Justice Amy Coney Barrett filed a brief opinion that was joined by Justice Brett Kavanaugh. She focused on the court’s decision to allow, at least for now, the state to enforce its ban on singing and chanting at worship services. She explained that it was the churches’ responsibility to show that they were entitled to relief from the ban on singing, and that – at least in her view – they had not done so. As a result, she wrote, it was not clear whether the ban on singing and chanting applies only to religious services, or whether it applies more broadly – for example, to Hollywood productions. The one-paragraph opinion was the first signed opinion that Barrett has issued since joining the Supreme Court in October.
In his own opinion, Chief Justice John Roberts reiterated a view that he expressed in an earlier challenge by South Bay United Pentecostal Church: the idea that “federal courts owe significant deference to politically accountable officials with the ‘background, competence, and expertise to assess public health.’” As a result, Roberts explained, he saw no reason to overturn the state’s determination that singing indoors creates a greater risk of COVID-19 transmission. However, he continued, the ban on indoor worship services “appears to reflect not expertise or discretion, but instead insufficient appreciation of the interests at stake.” “Deference, though broad,” he concluded, “has its limits.”

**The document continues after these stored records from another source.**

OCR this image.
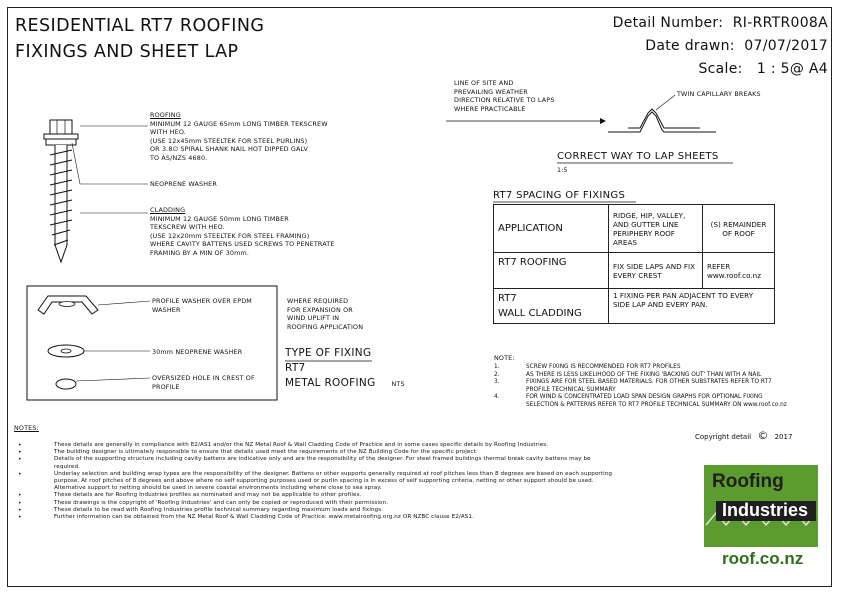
RESIDENTIAL RT7 ROOFING
FIXINGS AND SHEET LAP
Detail Number: RI-RRTR008A
Date drawn: 07/07/2017
Scale: 1 : 5@ A4
LINE OF SITE AND
PREVAILING WEATHER
DIRECTION RELATIVE TO LAPS
WHERE PRACTICABLE
TWIN CAPILLARY BREAKS
CORRECT WAY TO LAP SHEETS
1:5
ROOFING
MINIMUM 12 GAUGE 65mm LONG TIMBER TEKSCREW
WITH HEO.
(USE 12x45mm STEELTEK FOR STEEL PURLINS)
OR 3.8∅ SPIRAL SHANK NAIL HOT DIPPED GALV
TO AS/NZS 4680.
NEOPRENE WASHER
CLADDING
MINIMUM 12 GAUGE 50mm LONG TIMBER
TEKSCREW WITH HEO.
(USE 12x20mm STEELTEK FOR STEEL FRAMING)
WHERE CAVITY BATTENS USED SCREWS TO PENETRATE
FRAMING BY A MIN OF 30mm.
PROFILE WASHER OVER EPDM
WASHER
30mm NEOPRENE WASHER
OVERSIZED HOLE IN CREST OF
PROFILE
WHERE REQUIRED
FOR EXPANSION OR
WIND UPLIFT IN
ROOFING APPLICATION
TYPE OF FIXING
RT7
METAL ROOFING	NTS
RT7 SPACING OF FIXINGS
APPLICATION	RIDGE, HIP, VALLEY, AND GUTTER LINE PERIPHERY ROOF AREAS	(S) REMAINDER OF ROOF
RT7 ROOFING	FIX SIDE LAPS AND FIX EVERY CREST	REFER www.roof.co.nz

RT7
WALL CLADDING	1 FIXING PER PAN ADJACENT TO EVERY SIDE LAP AND EVERY PAN.	
NOTE:
1.	SCREW FIXING IS RECOMMENDED FOR RT7 PROFILES
2.	AS THERE IS LESS LIKELIHOOD OF THE FIXING 'BACKING OUT' THAN WITH A NAIL
3.	FIXINGS ARE FOR STEEL BASED MATERIALS. FOR OTHER SUBSTRATES REFER TO RT7 PROFILE TECHNICAL SUMMARY
4.	FOR WIND & CONCENTRATED LOAD SPAN DESIGN GRAPHS FOR OPTIONAL FIXING SELECTION & PATTERNS REFER TO RT7 PROFILE TECHNICAL SUMMARY ON www.roof.co.nz
NOTES:
• These details are generally in compliance with E2/AS1 and/or the NZ Metal Roof & Wall Cladding Code of Practice and in some cases specific details by Roofing Industries.
• The building designer is ultimately responsible to ensure that details used meet the requirements of the NZ Building Code for the specific project.
• Details of the supporting structure including cavity battens are indicative only and are the responsibility of the designer. For steel framed buildings thermal break cavity battens may be required.
• Underlay selection and building wrap types are the responsibility of the designer. Battens or other supports generally required at roof pitches less than 8 degrees are based on each supporting purpose. At roof pitches of 8 degrees and above where no self supporting purposes used or purlin spacing is in excess of self supporting criteria, netting or other support should be used. Alternative support to netting should be used in severe coastal environments including where close to sea spray.
• These details are for Roofing Industries profiles as nominated and may not be applicable to other profiles.
• These drawings is the copyright of 'Roofing Industries' and can only be copied or reproduced with their permission.
• These details to be read with Roofing Industries profile technical summary regarding maximum loads and fixings.
• Further information can be obtained from the NZ Metal Roof & Wall Cladding Code of Practice: www.metalroofing.org.nz OR NZBC clause E2/AS1.
Copyright detail © 2017
Roofing
Industries
roof.co.nz
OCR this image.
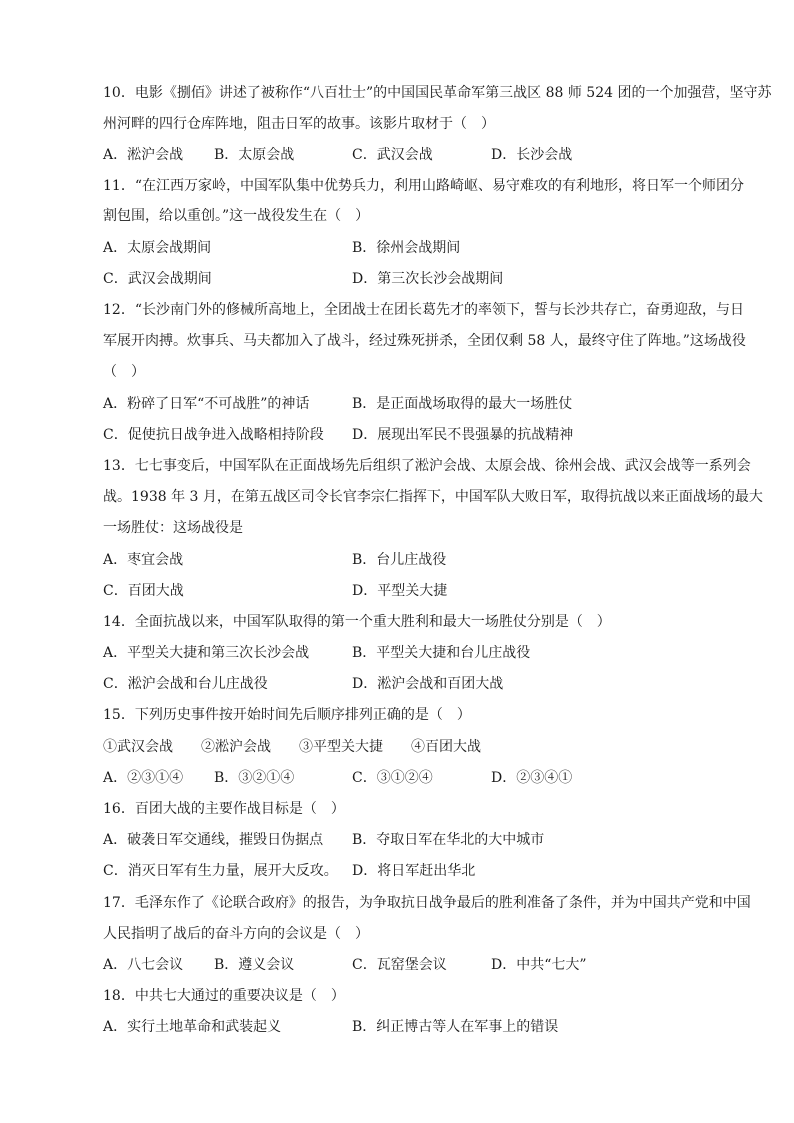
10．电影《捌佰》讲述了被称作“八百壮士”的中国国民革命军第三战区 88 师 524 团的一个加强营，坚守苏
州河畔的四行仓库阵地，阻击日军的故事。该影片取材于（　）
A．淞沪会战 B．太原会战	C．武汉会战	D．长沙会战
11．“在江西万家岭，中国军队集中优势兵力，利用山路崎岖、易守难攻的有利地形，将日军一个师团分
割包围，给以重创。”这一战役发生在（　）
A．太原会战期间	B．徐州会战期间
C．武汉会战期间	D．第三次长沙会战期间
12．“长沙南门外的修械所高地上，全团战士在团长葛先才的率领下，誓与长沙共存亡，奋勇迎敌，与日
军展开肉搏。炊事兵、马夫都加入了战斗，经过殊死拼杀，全团仅剩 58 人，最终守住了阵地。”这场战役
（　）
A．粉碎了日军“不可战胜”的神话	B．是正面战场取得的最大一场胜仗
C．促使抗日战争进入战略相持阶段 D．展现出军民不畏强暴的抗战精神
13．七七事变后，中国军队在正面战场先后组织了淞沪会战、太原会战、徐州会战、武汉会战等一系列会
战。1938 年 3 月，在第五战区司令长官李宗仁指挥下，中国军队大败日军，取得抗战以来正面战场的最大
一场胜仗：这场战役是
A．枣宜会战	B．台儿庄战役
C．百团大战	D．平型关大捷
14．全面抗战以来，中国军队取得的第一个重大胜利和最大一场胜仗分别是（　）
A．平型关大捷和第三次长沙会战	B．平型关大捷和台儿庄战役
C．淞沪会战和台儿庄战役	D．淞沪会战和百团大战
15．下列历史事件按开始时间先后顺序排列正确的是（　）
①武汉会战　　②淞沪会战　　③平型关大捷　　④百团大战
A．②③①④ B．③②①④	C．③①②④	D．②③④①
16．百团大战的主要作战目标是（　）
A．破袭日军交通线，摧毁日伪据点 B．夺取日军在华北的大中城市
C．消灭日军有生力量，展开大反攻。 D．将日军赶出华北
17．毛泽东作了《论联合政府》的报告，为争取抗日战争最后的胜利准备了条件，并为中国共产党和中国
人民指明了战后的奋斗方向的会议是（　）
A．八七会议 B．遵义会议	C．瓦窑堡会议	D．中共“七大”
18．中共七大通过的重要决议是（　）
A．实行土地革命和武装起义	B．纠正博古等人在军事上的错误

Justice Elena Kagan dissented from the decision, in a six-page opinion joined by Justices Stephen Breyer and Sonia Sotomayor. She complained that although the justices “are not scientists” and do not “know much about public health policy,” the majority had nonetheless opted to displace “the judgments of experts about how to respond to a raging pandemic.” “Under the Court’s injunction,” Kagan lamented, California is required to “treat worship services like secular activities that pose a much lesser danger. That mandate defies our caselaw, exceeds our judicial role, and risks worsening the pandemic.” “No one can know, from the Court’s 19-line order, exactly why” the court reaches that conclusion, Kagan observed: “Is it that the Court does not believe the science, or does it think even the best science must give way?”
Kagan concluded by suggesting that Friday’s order raises questions – about when limits on capacity are allowed, and whether an indoor ban on worship services is ever permissible, for example – that may resurface in future cases. “The Court’s decision,” she posited, “leaves state policymakers adrift, in California and elsewhere. It is difficult enough in a predictable legal environment to craft COVID policies that keep communities safe. That task becomes harder still when officials must guess which restrictions this Court will choose to strike down,” she wrote.